Judge Favors Salmon Protection In N. California Rivers
Victory
—Strikes down water diversion permits for Shasta and Scott rivers
Contacts
Erica Terence, Klamath Riverkeeper, (530) 627-3311, (530) 340-5415 (cell)
,
Glen Spain, Pacific Coast Federation of Fishermen’s Associations, (541) 689-2000
,
Wendy Park, Earthjustice, (510) 550-6725
It’s illegal for ranchers to divert water from California’s Shasta and Scott rivers, a San Francisco Superior Court judge has ruled. The judge said the program, run by the California Department of Fish and Game, failed to adequately consider the harm to protected coho salmon. The diverted water is used to grow hay. Both rivers, tributaries of the Klamath River, often run dry in summer months because of the diversion.
Water taken from the Scott River is used to water hay fields,
leaving the river dry and killing salmon.
Permits to divert river water were recently required after years of unregulated water diversions and the widespread loss or “incidental take” of endangered salmon.
Environmental groups challenged the permit program, alleging violations of the California Endangered Species Act and other laws. The DFG must now work any new permit process to account for the needs of the salmon.
“Fish and Game needs to take the court’s ruling seriously and modify the permit program so enough water is left in the rivers for the salmon to survive,” said Wendy Park, attorney for Earthjustice. “We‘ll be watching the process all the way.”

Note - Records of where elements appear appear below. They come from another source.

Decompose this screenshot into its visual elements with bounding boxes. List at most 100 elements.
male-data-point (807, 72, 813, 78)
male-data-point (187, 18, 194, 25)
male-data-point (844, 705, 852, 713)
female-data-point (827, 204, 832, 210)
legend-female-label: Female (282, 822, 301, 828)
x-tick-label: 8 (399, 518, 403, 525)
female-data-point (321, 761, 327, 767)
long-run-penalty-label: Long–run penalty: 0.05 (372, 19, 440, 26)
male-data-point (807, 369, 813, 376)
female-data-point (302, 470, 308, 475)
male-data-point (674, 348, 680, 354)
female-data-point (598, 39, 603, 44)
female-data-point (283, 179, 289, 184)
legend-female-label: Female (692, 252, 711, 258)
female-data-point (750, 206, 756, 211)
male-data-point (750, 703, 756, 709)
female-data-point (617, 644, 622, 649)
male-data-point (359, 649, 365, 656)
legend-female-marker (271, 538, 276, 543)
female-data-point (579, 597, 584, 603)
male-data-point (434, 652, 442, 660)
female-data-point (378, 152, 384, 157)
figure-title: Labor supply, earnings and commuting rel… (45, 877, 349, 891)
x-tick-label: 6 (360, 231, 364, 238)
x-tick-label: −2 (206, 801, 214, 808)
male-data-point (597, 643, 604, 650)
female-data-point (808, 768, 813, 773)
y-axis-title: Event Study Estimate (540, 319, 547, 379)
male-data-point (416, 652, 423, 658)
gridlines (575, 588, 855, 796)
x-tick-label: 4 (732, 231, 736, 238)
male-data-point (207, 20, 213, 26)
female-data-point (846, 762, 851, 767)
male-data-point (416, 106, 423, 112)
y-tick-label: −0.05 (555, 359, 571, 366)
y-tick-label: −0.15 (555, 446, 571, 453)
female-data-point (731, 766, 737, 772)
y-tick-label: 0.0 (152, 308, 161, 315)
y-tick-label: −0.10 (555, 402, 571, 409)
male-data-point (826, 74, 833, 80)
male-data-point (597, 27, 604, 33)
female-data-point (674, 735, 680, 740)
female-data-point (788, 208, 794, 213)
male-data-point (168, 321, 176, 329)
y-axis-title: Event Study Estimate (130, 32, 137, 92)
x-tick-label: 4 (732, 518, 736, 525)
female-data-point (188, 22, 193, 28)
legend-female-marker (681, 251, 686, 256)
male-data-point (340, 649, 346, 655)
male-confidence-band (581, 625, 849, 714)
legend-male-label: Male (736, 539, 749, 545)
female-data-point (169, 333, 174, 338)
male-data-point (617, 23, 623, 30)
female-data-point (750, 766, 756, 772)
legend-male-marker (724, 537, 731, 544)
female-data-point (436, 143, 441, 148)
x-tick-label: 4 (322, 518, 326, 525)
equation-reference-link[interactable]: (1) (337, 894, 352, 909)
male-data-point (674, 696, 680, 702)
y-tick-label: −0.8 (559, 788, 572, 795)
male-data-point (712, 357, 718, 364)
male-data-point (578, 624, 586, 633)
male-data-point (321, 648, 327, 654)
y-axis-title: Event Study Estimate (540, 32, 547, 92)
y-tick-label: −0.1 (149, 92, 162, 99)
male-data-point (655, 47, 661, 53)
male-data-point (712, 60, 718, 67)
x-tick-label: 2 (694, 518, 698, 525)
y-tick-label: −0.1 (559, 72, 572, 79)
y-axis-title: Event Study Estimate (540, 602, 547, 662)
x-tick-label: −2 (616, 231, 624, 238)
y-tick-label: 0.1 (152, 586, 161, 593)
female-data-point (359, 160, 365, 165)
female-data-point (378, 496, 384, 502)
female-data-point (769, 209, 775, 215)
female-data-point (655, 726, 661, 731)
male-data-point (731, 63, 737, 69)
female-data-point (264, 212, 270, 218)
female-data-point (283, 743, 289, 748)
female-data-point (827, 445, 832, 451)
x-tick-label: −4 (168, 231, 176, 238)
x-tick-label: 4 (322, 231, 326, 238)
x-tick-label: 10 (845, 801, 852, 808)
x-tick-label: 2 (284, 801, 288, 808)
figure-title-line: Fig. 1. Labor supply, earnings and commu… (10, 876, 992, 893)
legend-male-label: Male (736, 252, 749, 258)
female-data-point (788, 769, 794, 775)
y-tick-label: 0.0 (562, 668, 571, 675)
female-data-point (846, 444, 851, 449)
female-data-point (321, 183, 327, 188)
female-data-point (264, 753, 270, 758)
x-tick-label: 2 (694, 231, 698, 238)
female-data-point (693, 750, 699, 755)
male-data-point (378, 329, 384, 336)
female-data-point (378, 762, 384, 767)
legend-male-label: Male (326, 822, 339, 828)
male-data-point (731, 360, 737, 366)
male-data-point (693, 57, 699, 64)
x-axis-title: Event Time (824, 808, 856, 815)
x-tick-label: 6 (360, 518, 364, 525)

In his decision issued last week, Judge Ernest Goldsmith found that DFG permits were based on an erroneous assumption that water diversions couldn’t be restricted and would harm coho salmon regardless of whether DFG permitted the diversions or not.
“Despite DFG’s good faith efforts and potential hardship to water users, the court must uphold the legislature’s mandate to preserve listed species and conduct environmental review of all foreseeable consequences,” Judge Goldsmith wrote in his decision.
The court further ruled the permit program violated the California Endangered Species Act because the DFG didn’t quantify how many fish deaths the water diversions would cause, didn’t show the sufficiency of mitigation measures to protect and restore coho, and didn’t seek public input on whether the program would further jeopardize the salmon.
In December of 2009, DFG scientists reported that two out of three generations of coho salmon in the Shasta River are "functionally extinct." Coho salmon have a three-year life cycle that results in three distinct generations of coho in any given year. The only viable generation spawned in fall of 2010, and the resulting juvenile fish are now hatching and emerging from the gravels to face their odds this spring. However, coho are likely to rebound if adequate water is left in the rivers.
“Such a permit program can do a lot of good for the salmon, if properly constructed,” commented Glen Spain of the Pacific Coast Federation of Fishermen’s Associations, whose member’s fishing industry jobs are directly affected by salmon declines in these rivers. “But as the Court has now ruled, it cannot just be a rubber stamp given to the extinction-level status quo. Business as usual leads only to salmon extinctions and more jobs lost in our industry.”
The public interest law firm Earthjustice is representing Klamath Riverkeeper, the Pacific Coast Federation of Fishermen’s Associations, the Quartz Valley Indian Reservation, the Environmental Protection Information Center, Sierra Club and the Northcoast Environmental Center in the case.
The ruling leaves both fishermen and farmers awash in regulatory uncertainty. Without any endangered species permits, many landowners and water users in Siskiyou County have been out of legal compliance since the irrigation season began on April 1.